In 2010, Lee took the helm of the ABC Entertainment Group where he oversaw ABC Entertainment and ABC Studios. Under Lee, ABC became known as a leader for storytelling in the areas of female empowerment and diversity. Lee championed: Scandal (2012) which, led by Kerry Washington was the first U.S. broadcast drama since Get Christie Love! (1974) to feature an African-American female lead; How to Get Away with Murder (2014), which starred Viola Davis, made history when she became the first-ever African-American woman to win an Emmy Award for Best Actress in a Drama Series; Quantico (2015) which, led by Priyanka Chopra, marked the first time a South-Asian female actress headlined a network television series; American anthology crime drama American Crime (2015), created by Academy Awards winner John Ridley presaged the Black Lives Matter movement. During its run, the series received 16 Primetime Emmy Award nominations, honoring Regina King with two consecutive wins for Primetime Emmy Award for Outstanding Supporting Actress in a Limited Series or Movie. The series also received 5 Golden Globe nominations, Screen Actors Guild Awards and Writers Guild of America Awards nominations, in addition to winning three NAACP Image Awards. His TGIT: Thank God It's Thursday block on Thursday night anchored by Shonda Rhimes' Grey's Anatomy, Scandal and How to Get Away with Murder and his Wednesday night comedy block anchored by Modern Family and Black-ish helped elevate ABC to first position in entertainment programming. Additionally, Lee cultivated diverse comedy voices that had not been heard on U.S. broadcast television led by Kenya Barris' Black-ish (2014) and Nahnatchka Khan's Fresh Off The Boat (2015).

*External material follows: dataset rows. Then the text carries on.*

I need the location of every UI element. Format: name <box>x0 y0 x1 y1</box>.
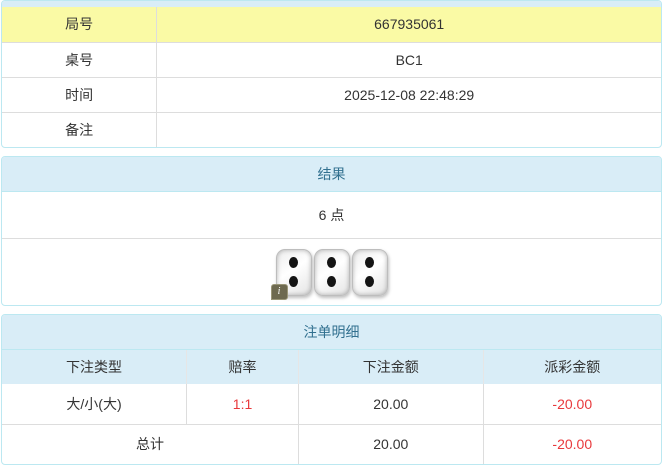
payout-cell: -20.00 <box>482 384 661 424</box>
column-header-payout: 派彩金额 <box>482 350 661 384</box>
bet-details-table: 下注类型 赔率 下注金额 派彩金额 大/小(大) 1:1 20.00 -20.0… <box>2 350 661 464</box>
table-row: 时间 2025-12-08 22:48:29 <box>2 76 661 112</box>
die-dot <box>289 275 298 287</box>
dice-group: i <box>270 248 389 300</box>
table-number-value: BC1 <box>156 41 661 77</box>
total-label: 总计 <box>2 423 299 464</box>
die-dot <box>365 257 374 269</box>
odds-cell: 1:1 <box>186 384 299 424</box>
round-info-panel: 局号 667935061 桌号 BC1 时间 2025-12-08 22:48:… <box>1 0 662 148</box>
die-3 <box>351 248 388 296</box>
bet-details-title: 注单明细 <box>2 315 661 350</box>
result-panel: 结果 6 点 i <box>1 156 662 306</box>
column-header-odds: 赔率 <box>186 350 299 384</box>
table-row: 桌号 BC1 <box>2 41 661 77</box>
dice-row: i <box>2 239 661 305</box>
die-dot <box>365 275 374 287</box>
time-label: 时间 <box>2 76 157 112</box>
round-info-panel-top-strip <box>2 1 661 7</box>
table-header-row: 下注类型 赔率 下注金额 派彩金额 <box>2 350 661 384</box>
table-row: 大/小(大) 1:1 20.00 -20.00 <box>2 384 661 424</box>
table-number-label: 桌号 <box>2 41 157 77</box>
round-number-label: 局号 <box>2 7 157 42</box>
result-points: 6 点 <box>2 192 661 239</box>
remark-value <box>156 111 661 147</box>
result-panel-title: 结果 <box>2 157 661 192</box>
info-icon[interactable]: i <box>270 283 288 300</box>
remark-label: 备注 <box>2 111 157 147</box>
round-number-value: 667935061 <box>156 7 661 42</box>
bet-details-panel: 注单明细 下注类型 赔率 下注金额 派彩金额 大/小(大) 1:1 20.00 … <box>1 314 662 465</box>
total-bet-amount: 20.00 <box>298 423 484 464</box>
die-dot <box>327 257 336 269</box>
table-row: 局号 667935061 <box>2 7 661 42</box>
bet-amount-cell: 20.00 <box>298 384 484 424</box>
round-info-table: 局号 667935061 桌号 BC1 时间 2025-12-08 22:48:… <box>2 7 661 147</box>
die-dot <box>327 275 336 287</box>
bet-type-cell: 大/小(大) <box>66 395 122 412</box>
die-2 <box>313 248 350 296</box>
column-header-bet-type: 下注类型 <box>2 350 187 384</box>
table-row: 备注 <box>2 111 661 147</box>
total-payout: -20.00 <box>482 423 661 464</box>
die-dot <box>289 257 298 269</box>
time-value: 2025-12-08 22:48:29 <box>156 76 661 112</box>
total-row: 总计 20.00 -20.00 <box>2 423 661 464</box>
column-header-bet-amount: 下注金额 <box>298 350 484 384</box>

In 2016, Lee departed the Walt Disney Company and founded the TV and Movie studio wiip in 2018 backed by Creative Artists Agency. wiip produced Mare of Easttown, starring Kate Winslet for HBO; Dickinson, starring Hailee Steinfeld for Apple TV+; White House Plumbers, starring Woody Harrelson and Justin Theroux for HBO; Danny Boyle's Pistol for FX; Jenny Han's The Summer I Turned Pretty for Amazon and Dummy, starring Anna Kendrick for Roku. The studio also produces Arthur Mathews and Matt Berry's Toast of Tinseltown for the BBC.

wiip was acquired by JTBC Studios (now SLL) in 2021.

==Personal life==

He is married to Deirdre Lee and has two sons.